The GP visited my home and gave me several powerful antibiotics and the painkiller codeine. Finally someone was taking my pain seriously and giving me something stronger. After a few more days in a drug induced haze, my pain reduced and I was able to participate in caring for my baby.

When she was 10 days old, I was able to walk a few steps with only an ache and after about 3 weeks I was able to have a relatively normal life, however, the pain never went away completely.

I had additional problems with painful sex for 2 years after her birth, caused by the scar tissue. My daughter is now 16 years old and the scar still stings on and off. I can’t sit on hard chairs for very long, can’t touch the actual scar, find it difficult wearing jeans in case they rub, and I have to be careful with intercourse.

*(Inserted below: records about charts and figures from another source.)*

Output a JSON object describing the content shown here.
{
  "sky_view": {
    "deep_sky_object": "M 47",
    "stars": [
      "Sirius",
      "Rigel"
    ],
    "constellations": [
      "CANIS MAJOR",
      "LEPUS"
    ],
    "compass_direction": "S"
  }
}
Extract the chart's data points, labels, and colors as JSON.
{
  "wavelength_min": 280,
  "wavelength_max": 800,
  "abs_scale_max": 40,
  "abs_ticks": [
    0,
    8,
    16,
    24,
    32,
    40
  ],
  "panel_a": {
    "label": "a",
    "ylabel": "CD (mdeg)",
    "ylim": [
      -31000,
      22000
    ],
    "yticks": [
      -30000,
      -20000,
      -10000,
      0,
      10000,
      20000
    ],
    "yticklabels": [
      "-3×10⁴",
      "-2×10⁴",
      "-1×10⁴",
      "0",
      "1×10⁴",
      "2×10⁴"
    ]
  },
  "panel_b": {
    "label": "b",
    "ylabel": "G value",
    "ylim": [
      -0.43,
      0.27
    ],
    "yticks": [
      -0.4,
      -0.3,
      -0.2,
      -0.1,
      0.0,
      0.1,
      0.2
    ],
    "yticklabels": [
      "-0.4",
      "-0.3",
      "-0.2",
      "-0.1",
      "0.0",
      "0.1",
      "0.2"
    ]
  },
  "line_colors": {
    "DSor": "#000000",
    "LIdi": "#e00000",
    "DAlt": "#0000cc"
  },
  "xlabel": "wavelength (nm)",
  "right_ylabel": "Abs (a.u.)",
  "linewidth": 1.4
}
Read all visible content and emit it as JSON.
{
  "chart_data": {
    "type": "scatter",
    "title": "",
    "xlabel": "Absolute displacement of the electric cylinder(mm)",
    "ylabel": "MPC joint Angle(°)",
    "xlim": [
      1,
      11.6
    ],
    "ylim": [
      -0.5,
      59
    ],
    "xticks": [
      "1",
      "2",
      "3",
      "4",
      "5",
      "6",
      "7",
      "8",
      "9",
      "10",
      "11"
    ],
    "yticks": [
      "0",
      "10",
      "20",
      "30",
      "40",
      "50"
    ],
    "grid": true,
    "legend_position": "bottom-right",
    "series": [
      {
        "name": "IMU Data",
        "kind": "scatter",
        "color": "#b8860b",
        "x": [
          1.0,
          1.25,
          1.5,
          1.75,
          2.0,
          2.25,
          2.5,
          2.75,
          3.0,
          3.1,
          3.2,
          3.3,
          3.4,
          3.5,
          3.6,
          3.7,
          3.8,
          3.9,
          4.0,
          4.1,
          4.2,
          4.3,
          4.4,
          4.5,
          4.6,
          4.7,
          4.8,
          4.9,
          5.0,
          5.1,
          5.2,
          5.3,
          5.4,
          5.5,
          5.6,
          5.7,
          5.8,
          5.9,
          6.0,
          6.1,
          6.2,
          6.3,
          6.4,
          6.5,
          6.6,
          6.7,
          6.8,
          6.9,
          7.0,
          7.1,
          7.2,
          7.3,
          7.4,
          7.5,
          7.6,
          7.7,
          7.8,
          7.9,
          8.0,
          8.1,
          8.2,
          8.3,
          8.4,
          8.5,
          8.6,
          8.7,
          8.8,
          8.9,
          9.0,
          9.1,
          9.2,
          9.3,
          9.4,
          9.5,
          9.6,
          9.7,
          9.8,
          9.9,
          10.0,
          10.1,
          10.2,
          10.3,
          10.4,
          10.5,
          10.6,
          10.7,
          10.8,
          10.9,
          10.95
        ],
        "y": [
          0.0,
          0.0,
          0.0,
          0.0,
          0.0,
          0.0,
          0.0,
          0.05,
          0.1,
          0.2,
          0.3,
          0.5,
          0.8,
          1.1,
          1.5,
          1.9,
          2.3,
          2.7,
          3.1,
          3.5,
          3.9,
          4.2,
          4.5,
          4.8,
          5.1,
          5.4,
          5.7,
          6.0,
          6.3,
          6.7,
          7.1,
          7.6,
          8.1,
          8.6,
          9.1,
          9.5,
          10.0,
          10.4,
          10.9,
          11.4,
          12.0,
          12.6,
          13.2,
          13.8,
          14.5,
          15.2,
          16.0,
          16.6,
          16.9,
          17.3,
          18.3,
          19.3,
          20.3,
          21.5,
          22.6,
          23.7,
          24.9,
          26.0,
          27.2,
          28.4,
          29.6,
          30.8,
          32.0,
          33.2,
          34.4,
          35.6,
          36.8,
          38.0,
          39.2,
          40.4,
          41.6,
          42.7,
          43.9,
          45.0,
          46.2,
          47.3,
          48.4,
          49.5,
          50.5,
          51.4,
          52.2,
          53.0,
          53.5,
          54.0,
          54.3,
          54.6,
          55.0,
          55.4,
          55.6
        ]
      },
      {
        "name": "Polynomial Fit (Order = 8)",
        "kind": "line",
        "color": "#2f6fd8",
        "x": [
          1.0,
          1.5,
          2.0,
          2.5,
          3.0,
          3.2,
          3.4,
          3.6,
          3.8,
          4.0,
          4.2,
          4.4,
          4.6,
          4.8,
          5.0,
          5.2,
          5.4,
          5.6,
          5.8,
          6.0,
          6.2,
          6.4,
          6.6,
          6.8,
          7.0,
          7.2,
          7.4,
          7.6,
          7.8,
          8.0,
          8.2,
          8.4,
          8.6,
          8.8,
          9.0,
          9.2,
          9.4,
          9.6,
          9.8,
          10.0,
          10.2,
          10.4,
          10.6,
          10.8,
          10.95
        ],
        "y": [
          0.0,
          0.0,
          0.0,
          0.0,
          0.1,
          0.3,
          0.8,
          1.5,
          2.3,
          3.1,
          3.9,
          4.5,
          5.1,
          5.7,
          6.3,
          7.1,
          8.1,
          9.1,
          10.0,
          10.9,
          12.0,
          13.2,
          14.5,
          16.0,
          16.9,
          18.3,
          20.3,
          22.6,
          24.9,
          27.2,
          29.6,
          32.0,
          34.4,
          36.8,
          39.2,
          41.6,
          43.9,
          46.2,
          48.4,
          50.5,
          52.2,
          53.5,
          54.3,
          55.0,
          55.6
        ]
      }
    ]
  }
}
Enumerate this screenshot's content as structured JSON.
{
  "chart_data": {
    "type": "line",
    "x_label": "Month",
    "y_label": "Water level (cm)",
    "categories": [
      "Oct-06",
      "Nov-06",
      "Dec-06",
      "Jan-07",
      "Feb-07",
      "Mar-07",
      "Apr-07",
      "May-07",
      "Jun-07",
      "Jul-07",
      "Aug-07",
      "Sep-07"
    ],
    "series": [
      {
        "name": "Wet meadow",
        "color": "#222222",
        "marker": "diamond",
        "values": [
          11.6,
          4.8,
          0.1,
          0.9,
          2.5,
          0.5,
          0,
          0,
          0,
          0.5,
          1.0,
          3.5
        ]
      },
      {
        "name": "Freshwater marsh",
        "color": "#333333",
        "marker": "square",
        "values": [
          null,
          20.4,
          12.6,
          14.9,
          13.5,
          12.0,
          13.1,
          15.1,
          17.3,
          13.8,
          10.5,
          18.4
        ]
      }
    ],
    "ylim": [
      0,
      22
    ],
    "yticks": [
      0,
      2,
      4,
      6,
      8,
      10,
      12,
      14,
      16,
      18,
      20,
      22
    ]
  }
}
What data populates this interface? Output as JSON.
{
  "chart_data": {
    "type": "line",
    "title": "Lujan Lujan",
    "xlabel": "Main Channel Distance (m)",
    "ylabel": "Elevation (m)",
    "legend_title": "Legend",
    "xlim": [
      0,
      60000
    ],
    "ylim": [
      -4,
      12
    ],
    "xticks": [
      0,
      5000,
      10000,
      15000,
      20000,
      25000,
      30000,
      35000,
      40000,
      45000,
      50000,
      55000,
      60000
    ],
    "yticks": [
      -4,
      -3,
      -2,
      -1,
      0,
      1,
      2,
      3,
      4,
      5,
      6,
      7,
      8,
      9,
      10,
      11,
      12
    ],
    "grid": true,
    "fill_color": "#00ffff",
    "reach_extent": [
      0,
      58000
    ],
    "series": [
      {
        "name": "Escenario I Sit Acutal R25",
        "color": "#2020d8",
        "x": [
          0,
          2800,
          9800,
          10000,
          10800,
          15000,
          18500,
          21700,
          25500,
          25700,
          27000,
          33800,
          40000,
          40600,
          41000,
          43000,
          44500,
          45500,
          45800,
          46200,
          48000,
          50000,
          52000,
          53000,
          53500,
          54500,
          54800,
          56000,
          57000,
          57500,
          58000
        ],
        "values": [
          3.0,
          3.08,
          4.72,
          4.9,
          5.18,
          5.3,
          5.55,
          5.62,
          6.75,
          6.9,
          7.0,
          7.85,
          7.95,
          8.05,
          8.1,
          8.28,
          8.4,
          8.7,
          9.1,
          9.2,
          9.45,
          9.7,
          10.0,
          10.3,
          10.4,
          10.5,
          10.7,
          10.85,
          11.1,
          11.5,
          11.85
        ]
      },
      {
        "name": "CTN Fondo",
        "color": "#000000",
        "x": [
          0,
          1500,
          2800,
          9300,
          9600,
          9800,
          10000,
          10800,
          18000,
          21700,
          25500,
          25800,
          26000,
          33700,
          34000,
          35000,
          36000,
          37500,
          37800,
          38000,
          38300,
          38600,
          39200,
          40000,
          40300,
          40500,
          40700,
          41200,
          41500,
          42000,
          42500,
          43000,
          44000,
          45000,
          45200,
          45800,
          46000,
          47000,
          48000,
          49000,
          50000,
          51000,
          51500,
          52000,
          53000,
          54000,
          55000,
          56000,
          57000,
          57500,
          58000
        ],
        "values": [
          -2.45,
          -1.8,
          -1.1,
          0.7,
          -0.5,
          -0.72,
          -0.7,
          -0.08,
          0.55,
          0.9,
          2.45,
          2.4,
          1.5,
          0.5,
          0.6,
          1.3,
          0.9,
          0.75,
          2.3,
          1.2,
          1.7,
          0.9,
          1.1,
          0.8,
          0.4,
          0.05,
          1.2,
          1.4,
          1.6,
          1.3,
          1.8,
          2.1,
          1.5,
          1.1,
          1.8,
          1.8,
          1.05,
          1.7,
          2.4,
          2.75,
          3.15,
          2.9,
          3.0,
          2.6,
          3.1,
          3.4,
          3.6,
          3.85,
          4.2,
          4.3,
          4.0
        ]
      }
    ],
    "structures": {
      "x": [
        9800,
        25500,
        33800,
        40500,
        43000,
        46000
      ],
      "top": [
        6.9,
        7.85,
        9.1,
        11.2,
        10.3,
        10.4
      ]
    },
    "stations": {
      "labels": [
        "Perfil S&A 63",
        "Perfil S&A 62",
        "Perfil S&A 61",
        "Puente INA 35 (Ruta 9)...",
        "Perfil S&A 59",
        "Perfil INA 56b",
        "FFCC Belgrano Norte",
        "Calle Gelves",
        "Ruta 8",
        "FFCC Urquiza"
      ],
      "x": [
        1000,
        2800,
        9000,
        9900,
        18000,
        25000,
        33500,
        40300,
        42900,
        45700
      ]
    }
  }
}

One day it started hurting as if it was newly done ( that was after 12 years!) and I missed my favourite TV programmes because I was sitting in a bucket of hot water and herbal remedy all night. As you can imagine, I was not impressed at being lied to by the doctors and the baby magazines.

I have been to the gynaecologist. He doesn’t know what to do about it. I’ve mentioned it to the GP and the midwife. Their suggestion?

LET’S CUT YOU AGAIN, WE DIDN’T DO IT RIGHT THE FIRST TIME.

Not on your life. Needless to say, I walked out in disgust.